DocketNumber: Appeal No. 1
Filed Date: 5/28/1993
Status: Precedential
Modified Date: 10/31/2024
Order unanimously affirmed
Respondent argues that Family Court Act § 1061 applies to dispositional orders only and that the court lacked authority to vacate its prior fact-finding order. We conclude that section 1061 applies to both fact-finding and dispositional orders. The language of the statute, in relevant part, authorizes the court to modify or vacate "any order issued in the course of a proceeding under this article.” Our conclusion is supported by the principle of statutory interpretation that, had the Legislature intended to exclude predispositional orders, it would have done so explicitly (McKinney’s Cons Laws of NY, Book 1, Statutes § 74). Moreover, "a more general, all encompassing statement of authority over any prior order is hard to imagine” (Besharov, Supp Practice Commentaries, McKinney’s Cons Laws of NY, Book 29A, Family Ct Act § 1051, 1993 Pocket Part, at 174). Indeed, the CPLR provides for subsequent modification of factual findings under specified circumstances (CPLR 4404, 5015 [a] [2]).

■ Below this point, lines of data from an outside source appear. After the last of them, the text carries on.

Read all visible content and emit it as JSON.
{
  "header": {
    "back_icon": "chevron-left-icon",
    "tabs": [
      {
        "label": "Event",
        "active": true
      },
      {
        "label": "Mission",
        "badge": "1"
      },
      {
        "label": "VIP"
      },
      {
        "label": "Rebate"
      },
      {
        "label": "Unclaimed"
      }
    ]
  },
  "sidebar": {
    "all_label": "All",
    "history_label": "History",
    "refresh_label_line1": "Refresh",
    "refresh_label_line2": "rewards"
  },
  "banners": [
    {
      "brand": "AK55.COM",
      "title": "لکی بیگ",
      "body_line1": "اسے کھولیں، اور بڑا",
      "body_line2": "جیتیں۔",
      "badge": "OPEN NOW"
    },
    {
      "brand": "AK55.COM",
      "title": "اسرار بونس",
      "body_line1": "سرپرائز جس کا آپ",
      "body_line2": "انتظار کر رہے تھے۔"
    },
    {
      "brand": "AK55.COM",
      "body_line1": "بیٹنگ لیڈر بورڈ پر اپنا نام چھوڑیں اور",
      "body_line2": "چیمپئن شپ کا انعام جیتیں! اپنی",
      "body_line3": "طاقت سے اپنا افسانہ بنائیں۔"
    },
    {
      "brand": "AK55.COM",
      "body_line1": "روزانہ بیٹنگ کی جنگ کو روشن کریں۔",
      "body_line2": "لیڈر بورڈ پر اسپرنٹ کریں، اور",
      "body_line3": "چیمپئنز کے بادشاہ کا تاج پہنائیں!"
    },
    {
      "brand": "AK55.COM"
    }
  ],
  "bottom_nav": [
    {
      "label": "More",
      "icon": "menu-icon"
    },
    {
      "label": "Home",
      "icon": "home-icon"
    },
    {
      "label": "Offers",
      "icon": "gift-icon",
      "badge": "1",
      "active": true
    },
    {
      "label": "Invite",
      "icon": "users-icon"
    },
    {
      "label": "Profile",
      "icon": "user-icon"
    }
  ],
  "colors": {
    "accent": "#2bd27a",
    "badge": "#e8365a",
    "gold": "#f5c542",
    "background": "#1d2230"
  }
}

Finally, we note that the primary aim of the Family Court Act is to foster the best interests of children, and our conclusion that section 1061 authorizes the court to modify a prior fact-finding order based on a showing of good cause promotes the best interests of children.

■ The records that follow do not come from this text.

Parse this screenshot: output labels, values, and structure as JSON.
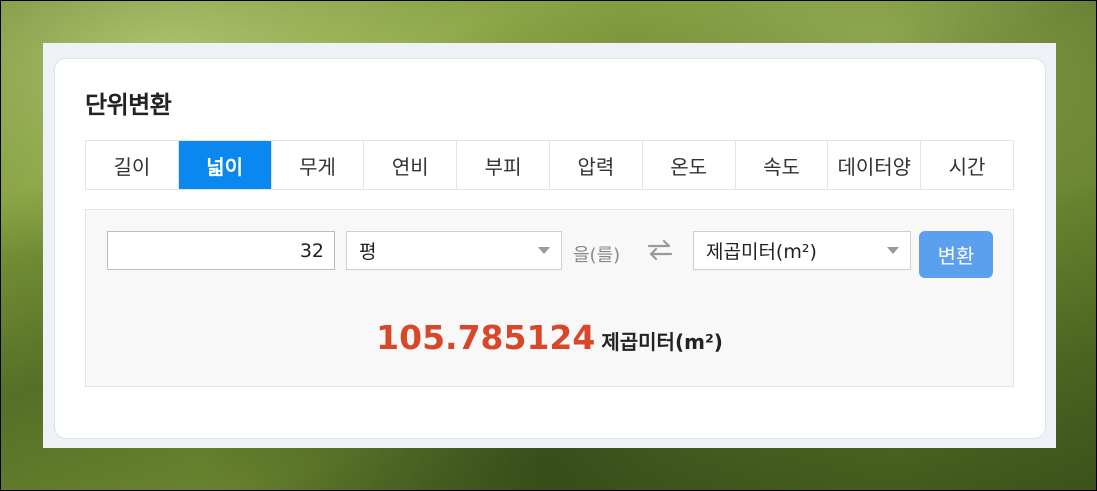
{
  "title": "단위변환",
  "tabs": [
    {
      "label": "길이",
      "active": false
    },
    {
      "label": "넓이",
      "active": true
    },
    {
      "label": "무게",
      "active": false
    },
    {
      "label": "연비",
      "active": false
    },
    {
      "label": "부피",
      "active": false
    },
    {
      "label": "압력",
      "active": false
    },
    {
      "label": "온도",
      "active": false
    },
    {
      "label": "속도",
      "active": false
    },
    {
      "label": "데이터양",
      "active": false
    },
    {
      "label": "시간",
      "active": false
    }
  ],
  "converter": {
    "input_value": "32",
    "from_unit": "평",
    "particle": "을(를)",
    "to_unit": "제곱미터(m²)",
    "convert_label": "변환",
    "result_value": "105.785124",
    "result_unit": "제곱미터(m²)"
  },
  "colors": {
    "active_tab": "#0b87f0",
    "button": "#5aa0ef",
    "result": "#d9472b"
  },
  "icons": {
    "swap": "swap-arrows-icon",
    "dropdown": "caret-down-icon"
  }
}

Respondent argues that the evidence was insufficient to support the finding of abuse because the counselor who was permitted to provide an expert opinion had only ZV2 years of experience when she counseled the children. Because respondent consented to petitioner’s offer of the counselor as an expert witness, he has waived that argument. We reject the Law Guardian’s argument that the evidence was insufficient to establish abuse; the counselor’s validation testimony was sufficient to establish that respondent abused his children (see, Matter of Nicole V., 71 NY2d 112, rearg denied sub nom. Matter of Francis Charles W., 71 NY2d 890; Matter of Linda K., 132 AD2d 149, lv denied 70 NY2d 616). Respondent also contends that, because the attorneys were not permitted to be present in chambers when the court interviewed the children and could not cross-examine them, the court is prohibited from considering their statements as corroboration of their hearsay statements, citing Matter of Christiana F. (74 NY2d 532). There is no indication in the record, however, that the court relied on in camera statements by the children.
Finally, the issue whether the appeal from the order entered December 26, 1989 was untimely was decided by this Court by order on a motion to dismiss the appeal entered September 30, 1992. (Appeal from Order of Erie County Family Court, Honan, J.—Custody.) Present—Denman, P. J., Pine, Balio, Boomer and Davis, JJ.